Saturday, May 2, 2015

Insights from F.F. Bruce on the Apostle Paul's Theology

In the Reformed tradition derived from Geneva, it has frequently been said that, while the man in Christ is not under law as a means of salvation, he remains under it as a rule of life. In its own right, the distinction may be cogently maintained as a principle of Christian theology and ethics, but it should not be imagined that it has Pauline authority. According to Paul, the believer is not under law as a rule of life—unless one thinks of law of love, and that is a completely different kind of law, fulfilled not by obedience to a code but by the outworking of an inward power. When Paul says, “sin will have no dominion over you, since you are not under law but under grace” (Romans 6:14), it is the on-going course of Christian life that he has in view, not simply the initial justification by faith—as is plain from the point of the antinomian retort which Paul immediately quotes: “What then? Are we to sin because we are not under law but under grace?” (Romans 6:15) . . . But the law of love is a different kind of law entirely from that which Paul describes as a yoke of slavery.

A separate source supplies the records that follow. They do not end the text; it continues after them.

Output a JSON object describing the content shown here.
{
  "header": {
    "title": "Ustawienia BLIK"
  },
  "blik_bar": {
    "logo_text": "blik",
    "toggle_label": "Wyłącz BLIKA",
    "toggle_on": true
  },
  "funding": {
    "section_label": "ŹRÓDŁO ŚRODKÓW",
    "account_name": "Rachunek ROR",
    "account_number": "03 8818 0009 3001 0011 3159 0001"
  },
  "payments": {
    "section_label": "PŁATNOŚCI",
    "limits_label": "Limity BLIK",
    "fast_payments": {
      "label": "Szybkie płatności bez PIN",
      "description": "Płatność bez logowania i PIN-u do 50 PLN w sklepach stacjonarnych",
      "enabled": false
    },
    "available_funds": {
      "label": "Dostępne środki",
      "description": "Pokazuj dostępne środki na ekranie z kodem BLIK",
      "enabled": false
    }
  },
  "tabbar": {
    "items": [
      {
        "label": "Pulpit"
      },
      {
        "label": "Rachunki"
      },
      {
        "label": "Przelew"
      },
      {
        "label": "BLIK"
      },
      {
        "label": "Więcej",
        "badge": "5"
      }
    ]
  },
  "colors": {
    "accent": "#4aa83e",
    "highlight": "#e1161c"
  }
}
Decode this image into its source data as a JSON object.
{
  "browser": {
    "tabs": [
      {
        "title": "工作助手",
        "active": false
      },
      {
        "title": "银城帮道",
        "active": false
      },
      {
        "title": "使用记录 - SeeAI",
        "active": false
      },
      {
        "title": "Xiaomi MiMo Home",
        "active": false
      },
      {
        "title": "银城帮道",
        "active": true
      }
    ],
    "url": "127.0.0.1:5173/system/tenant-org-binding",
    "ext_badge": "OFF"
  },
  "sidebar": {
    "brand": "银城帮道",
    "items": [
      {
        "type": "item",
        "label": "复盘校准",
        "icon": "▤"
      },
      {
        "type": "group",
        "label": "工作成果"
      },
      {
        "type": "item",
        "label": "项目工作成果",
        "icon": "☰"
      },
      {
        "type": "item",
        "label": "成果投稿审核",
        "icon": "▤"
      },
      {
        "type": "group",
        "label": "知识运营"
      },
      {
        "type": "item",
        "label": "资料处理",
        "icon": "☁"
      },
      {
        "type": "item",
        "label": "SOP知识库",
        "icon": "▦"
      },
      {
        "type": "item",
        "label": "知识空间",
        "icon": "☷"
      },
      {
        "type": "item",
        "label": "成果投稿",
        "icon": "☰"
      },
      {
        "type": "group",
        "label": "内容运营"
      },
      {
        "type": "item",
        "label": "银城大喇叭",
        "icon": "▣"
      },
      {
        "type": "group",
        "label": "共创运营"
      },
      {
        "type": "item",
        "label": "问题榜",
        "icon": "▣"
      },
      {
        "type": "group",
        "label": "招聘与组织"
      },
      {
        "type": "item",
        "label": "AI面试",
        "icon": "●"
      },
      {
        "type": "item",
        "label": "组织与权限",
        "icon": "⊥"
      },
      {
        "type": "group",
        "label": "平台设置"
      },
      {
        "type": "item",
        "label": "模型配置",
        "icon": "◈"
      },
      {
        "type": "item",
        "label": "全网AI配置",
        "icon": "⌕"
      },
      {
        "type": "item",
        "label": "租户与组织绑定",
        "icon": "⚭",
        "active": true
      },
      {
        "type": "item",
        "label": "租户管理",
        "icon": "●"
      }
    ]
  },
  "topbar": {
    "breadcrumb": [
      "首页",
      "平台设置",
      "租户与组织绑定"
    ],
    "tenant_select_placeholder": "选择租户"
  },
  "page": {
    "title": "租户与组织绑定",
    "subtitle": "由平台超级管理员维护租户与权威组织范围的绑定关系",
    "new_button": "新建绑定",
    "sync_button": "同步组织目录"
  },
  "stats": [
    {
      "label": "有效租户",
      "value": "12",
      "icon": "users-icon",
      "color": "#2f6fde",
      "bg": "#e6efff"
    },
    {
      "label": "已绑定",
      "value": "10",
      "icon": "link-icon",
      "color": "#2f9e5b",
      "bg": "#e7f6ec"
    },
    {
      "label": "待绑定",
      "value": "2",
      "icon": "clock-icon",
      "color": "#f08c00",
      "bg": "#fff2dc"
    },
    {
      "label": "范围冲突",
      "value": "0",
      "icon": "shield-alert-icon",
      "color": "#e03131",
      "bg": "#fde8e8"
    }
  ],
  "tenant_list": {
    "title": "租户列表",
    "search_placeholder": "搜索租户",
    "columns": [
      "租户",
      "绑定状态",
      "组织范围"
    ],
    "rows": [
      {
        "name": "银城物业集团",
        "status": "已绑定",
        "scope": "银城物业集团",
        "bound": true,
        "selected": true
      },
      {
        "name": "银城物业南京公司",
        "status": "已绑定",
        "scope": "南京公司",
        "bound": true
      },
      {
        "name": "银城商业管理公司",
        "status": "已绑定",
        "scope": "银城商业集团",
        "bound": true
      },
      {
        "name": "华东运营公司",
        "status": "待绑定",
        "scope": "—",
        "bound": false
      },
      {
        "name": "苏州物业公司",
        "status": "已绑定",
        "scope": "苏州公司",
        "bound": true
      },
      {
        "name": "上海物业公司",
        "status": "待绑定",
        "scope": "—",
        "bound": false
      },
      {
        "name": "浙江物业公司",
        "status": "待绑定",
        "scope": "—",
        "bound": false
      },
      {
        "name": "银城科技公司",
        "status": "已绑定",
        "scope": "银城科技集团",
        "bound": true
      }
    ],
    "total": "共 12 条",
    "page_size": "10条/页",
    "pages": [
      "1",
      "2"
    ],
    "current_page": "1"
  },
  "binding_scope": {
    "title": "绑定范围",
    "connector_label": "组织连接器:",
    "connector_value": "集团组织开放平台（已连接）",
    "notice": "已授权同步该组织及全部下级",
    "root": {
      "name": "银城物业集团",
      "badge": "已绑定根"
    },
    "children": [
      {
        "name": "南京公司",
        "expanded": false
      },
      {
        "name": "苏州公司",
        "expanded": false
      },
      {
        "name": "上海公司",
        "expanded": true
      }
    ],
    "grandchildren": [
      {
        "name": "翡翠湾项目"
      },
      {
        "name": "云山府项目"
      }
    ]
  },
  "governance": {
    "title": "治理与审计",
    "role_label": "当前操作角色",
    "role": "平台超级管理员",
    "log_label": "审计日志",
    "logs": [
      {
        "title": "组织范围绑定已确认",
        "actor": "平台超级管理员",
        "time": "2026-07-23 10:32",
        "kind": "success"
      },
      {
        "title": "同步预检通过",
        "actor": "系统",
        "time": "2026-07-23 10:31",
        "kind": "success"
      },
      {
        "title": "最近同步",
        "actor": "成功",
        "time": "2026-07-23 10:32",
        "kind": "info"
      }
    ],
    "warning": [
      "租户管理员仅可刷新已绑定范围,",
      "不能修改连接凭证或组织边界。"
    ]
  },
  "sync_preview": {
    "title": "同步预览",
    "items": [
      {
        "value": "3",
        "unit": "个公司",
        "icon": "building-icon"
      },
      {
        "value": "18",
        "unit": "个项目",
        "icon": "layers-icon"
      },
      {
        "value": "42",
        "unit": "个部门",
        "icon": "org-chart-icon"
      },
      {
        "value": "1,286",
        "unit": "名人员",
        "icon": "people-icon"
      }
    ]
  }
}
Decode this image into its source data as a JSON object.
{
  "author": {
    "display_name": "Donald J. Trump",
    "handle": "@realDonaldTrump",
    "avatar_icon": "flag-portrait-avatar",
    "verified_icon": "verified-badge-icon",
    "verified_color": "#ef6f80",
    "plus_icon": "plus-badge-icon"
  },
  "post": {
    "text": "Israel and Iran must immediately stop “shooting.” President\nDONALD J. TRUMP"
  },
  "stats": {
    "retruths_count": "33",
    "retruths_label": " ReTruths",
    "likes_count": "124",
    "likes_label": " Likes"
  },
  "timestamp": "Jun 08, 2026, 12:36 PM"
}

Love I generated by an inner spontaneity and cannot be enforced by penal sanctions . . . So far as Paul is concerned, guidance for the church is provided by the law of love, not by the “law of commandments and ordinances” (Ephesians 2:15). In his letters he himself lays down guidelines for his converts and others, often couched in the imperative mood, but these guidelines mostly concern personal relations. Food sacrificed to idols, for instance, is ethically and religiously indifferent; what does matter in this or in ay other activity is the effect of my conduct and example on others. If I ignore their true interests, he says then I am “no longer walking in love” (Romans 14:15). The same principle may be discerned in his instructions about such diverse matters as sexual life or behaviour in church. (F.F. Bruce, Paul: Apostle of the Heart Set Free [Grand Rapids, Mich.: Eerdmans, 1977], 192, 201-2).